I think I’m starting to come down from my manic episode finally. I started taking more of my mood stabilizer than in prescribed. I’m at basically the lowest dose. I think it’s leveling me out. I’m still hypomanic but nothing is uncontrollable anymore. I’m no longer being reckless and incredibly impulsive. Well, not to the extent that I was at. It was scary how out of control I was. I was ready to commit myself. I’m still going out almost every night, having a drink. But I’m not hooking up with anyone, doing drugs or going to anyone’s house and staying the night. So there’s that. I just hope this doesn’t mean I’m about to hit a depressive episode. That’s what I’m afraid of. If I don’t work I’m fucked. So let’s just hope I level out instead of going from one extreme end of the spectrum to the next.

FUCKKKK!!! Fuck this. Maybe I need to be hospitalized. The decisions I am making lately. I’m fucking up big time. I’m not seeing it until I get really high and am in the situation already. I’m at my best friends. You know. The guy, who is in love with me. Yesterday was valentines day. I worked then spent it with him. Well, I took his virginity last night. Fuck. Fuck. Fuck. What the fuck is wrong with me? I’m just going and doing everything that feels good without thinking of consequences. There’s literally no “stop and think”. Just do. I’m spending money I don’t have, buying and doing drugs.. TAKING MY BEST FRIENDS VIRGINITY! I’m so fucking stupid. I think I really need to be hospitalized. Like right now.

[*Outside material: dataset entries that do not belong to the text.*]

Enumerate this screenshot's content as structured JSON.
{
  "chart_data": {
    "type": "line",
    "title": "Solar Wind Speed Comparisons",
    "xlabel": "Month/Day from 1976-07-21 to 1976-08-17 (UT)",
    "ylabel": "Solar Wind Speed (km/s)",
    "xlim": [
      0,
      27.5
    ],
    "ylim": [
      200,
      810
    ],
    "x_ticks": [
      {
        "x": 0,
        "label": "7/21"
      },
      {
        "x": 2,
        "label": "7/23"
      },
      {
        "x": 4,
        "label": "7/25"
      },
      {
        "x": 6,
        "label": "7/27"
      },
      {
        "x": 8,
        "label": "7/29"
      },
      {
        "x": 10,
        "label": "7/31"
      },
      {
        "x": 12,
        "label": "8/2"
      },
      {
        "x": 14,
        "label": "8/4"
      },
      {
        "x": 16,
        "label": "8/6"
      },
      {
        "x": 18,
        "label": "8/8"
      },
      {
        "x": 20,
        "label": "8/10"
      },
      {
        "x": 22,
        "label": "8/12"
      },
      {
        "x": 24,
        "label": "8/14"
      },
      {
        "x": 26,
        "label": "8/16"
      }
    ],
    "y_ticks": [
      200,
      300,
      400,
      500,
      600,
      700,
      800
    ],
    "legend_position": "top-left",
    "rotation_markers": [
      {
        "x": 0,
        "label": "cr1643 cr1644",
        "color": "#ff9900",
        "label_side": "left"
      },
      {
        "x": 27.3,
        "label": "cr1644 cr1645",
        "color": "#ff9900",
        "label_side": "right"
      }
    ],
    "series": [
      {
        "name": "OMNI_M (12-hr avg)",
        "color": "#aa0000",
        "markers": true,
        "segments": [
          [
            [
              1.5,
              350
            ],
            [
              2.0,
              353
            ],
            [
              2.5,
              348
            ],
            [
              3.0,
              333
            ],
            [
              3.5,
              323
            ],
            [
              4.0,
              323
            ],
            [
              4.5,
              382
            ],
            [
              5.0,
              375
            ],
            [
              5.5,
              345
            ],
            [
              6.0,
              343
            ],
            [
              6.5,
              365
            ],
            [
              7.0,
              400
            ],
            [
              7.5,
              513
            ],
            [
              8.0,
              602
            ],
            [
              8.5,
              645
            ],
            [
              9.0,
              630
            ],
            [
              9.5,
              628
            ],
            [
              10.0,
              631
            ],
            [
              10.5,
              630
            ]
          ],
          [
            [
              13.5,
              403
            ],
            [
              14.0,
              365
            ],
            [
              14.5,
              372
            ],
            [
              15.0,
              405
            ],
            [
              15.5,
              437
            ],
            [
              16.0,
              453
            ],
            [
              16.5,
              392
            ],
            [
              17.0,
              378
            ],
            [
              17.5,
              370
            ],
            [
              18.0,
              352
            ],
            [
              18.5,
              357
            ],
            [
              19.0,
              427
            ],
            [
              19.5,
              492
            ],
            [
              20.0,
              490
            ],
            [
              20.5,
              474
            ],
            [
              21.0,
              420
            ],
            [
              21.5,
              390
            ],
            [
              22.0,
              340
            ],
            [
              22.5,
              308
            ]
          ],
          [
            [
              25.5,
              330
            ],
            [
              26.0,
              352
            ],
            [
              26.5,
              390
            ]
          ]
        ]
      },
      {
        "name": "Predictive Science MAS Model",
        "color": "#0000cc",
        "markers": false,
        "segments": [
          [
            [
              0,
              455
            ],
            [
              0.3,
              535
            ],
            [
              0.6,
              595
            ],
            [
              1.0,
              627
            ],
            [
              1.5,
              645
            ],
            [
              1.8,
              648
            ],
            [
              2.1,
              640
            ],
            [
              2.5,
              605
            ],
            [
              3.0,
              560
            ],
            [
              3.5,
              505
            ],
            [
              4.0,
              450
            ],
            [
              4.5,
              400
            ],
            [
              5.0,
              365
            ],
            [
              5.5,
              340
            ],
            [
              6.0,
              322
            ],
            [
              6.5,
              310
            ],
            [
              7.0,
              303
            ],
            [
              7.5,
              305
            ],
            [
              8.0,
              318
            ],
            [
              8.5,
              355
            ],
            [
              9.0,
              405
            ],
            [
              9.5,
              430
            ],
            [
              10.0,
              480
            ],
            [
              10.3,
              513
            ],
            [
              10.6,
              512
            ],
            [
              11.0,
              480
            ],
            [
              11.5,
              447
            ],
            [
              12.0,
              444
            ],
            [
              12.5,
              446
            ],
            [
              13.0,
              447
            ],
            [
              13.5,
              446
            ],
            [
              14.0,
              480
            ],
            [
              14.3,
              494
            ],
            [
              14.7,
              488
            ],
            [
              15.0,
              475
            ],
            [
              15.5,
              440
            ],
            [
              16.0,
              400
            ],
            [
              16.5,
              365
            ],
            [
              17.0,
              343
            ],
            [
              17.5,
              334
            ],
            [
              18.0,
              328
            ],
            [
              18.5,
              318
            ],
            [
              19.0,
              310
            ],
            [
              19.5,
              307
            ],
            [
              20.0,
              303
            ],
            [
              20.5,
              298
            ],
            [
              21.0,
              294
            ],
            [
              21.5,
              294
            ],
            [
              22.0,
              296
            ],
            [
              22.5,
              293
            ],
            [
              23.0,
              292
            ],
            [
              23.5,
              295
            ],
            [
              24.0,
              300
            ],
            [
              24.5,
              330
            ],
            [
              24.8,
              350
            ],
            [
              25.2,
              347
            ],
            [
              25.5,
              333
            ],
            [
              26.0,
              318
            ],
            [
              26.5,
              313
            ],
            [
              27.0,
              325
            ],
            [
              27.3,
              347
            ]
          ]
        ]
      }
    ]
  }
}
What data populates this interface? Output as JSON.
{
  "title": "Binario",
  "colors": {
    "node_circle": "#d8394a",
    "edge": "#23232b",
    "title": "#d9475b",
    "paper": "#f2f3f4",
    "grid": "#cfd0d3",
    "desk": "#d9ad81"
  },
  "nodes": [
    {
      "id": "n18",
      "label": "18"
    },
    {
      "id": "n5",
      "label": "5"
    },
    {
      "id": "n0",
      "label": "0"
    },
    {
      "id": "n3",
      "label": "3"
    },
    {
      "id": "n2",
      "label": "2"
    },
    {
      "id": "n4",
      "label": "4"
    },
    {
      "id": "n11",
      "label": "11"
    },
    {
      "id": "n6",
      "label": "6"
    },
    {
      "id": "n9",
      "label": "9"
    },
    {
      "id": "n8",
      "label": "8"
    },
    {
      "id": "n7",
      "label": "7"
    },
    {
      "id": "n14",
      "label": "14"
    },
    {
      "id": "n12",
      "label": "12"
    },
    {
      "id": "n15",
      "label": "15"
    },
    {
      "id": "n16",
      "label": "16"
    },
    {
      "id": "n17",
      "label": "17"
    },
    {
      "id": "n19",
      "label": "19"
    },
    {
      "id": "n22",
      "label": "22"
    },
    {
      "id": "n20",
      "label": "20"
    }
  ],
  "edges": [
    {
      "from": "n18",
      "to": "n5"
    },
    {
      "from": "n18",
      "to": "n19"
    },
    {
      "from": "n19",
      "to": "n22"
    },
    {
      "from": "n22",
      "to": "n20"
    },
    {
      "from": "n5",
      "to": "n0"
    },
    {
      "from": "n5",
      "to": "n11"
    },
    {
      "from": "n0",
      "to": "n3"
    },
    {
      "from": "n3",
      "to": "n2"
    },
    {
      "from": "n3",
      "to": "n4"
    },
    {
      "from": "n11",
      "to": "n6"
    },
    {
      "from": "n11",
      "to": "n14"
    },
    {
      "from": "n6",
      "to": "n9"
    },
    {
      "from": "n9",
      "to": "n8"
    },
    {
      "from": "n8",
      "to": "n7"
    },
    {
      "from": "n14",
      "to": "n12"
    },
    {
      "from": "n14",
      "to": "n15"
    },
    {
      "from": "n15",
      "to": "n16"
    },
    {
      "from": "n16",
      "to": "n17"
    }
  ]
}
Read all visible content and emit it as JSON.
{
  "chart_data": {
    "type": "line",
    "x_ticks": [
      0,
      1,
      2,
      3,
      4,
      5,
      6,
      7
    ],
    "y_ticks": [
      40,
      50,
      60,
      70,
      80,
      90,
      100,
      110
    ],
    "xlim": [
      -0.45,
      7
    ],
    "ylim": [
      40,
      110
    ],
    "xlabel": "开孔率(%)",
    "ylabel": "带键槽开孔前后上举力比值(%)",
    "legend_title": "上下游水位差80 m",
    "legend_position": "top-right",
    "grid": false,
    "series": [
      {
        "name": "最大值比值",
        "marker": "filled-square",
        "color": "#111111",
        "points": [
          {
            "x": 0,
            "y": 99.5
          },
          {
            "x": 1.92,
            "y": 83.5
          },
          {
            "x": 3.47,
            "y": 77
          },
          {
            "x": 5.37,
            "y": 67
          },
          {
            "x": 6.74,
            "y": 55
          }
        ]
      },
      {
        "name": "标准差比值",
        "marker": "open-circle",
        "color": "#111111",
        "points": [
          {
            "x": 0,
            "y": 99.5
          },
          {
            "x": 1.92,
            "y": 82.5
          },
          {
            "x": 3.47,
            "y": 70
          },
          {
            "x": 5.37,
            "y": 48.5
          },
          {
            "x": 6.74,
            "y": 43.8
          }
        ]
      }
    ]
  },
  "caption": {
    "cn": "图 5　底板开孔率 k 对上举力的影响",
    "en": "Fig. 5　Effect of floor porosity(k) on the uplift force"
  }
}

Borderline Personality and Splitting Yet Again

Goddamn. Splitting really fucking sucks. I Hella vibe with this guy the other night. Last night we went out to a bar and I was still Viking with him. Took some Molly and I was all over him. But when we got to his house I smoked weed and it intensified the Molly so intensely. In my “clarity moment” I split on him. He was the sexiest thing to me. 6'6, beard, deep voice. Sexy. But when I had my reality check all the affection I was enjoying made me feel absolutely smothered. I didn’t want to touch him, or kiss him. But he’s got aspergers so he didn’t pick up on my social cues. I completely shut down. I just couldn’t wait to get out of there. He kept being lovey dovey and it just made my skin crawl. It’s crazy. Going from one extreme to another. Splitting sucks because he’s a good guy. Not good for me though. I just am no longer interested.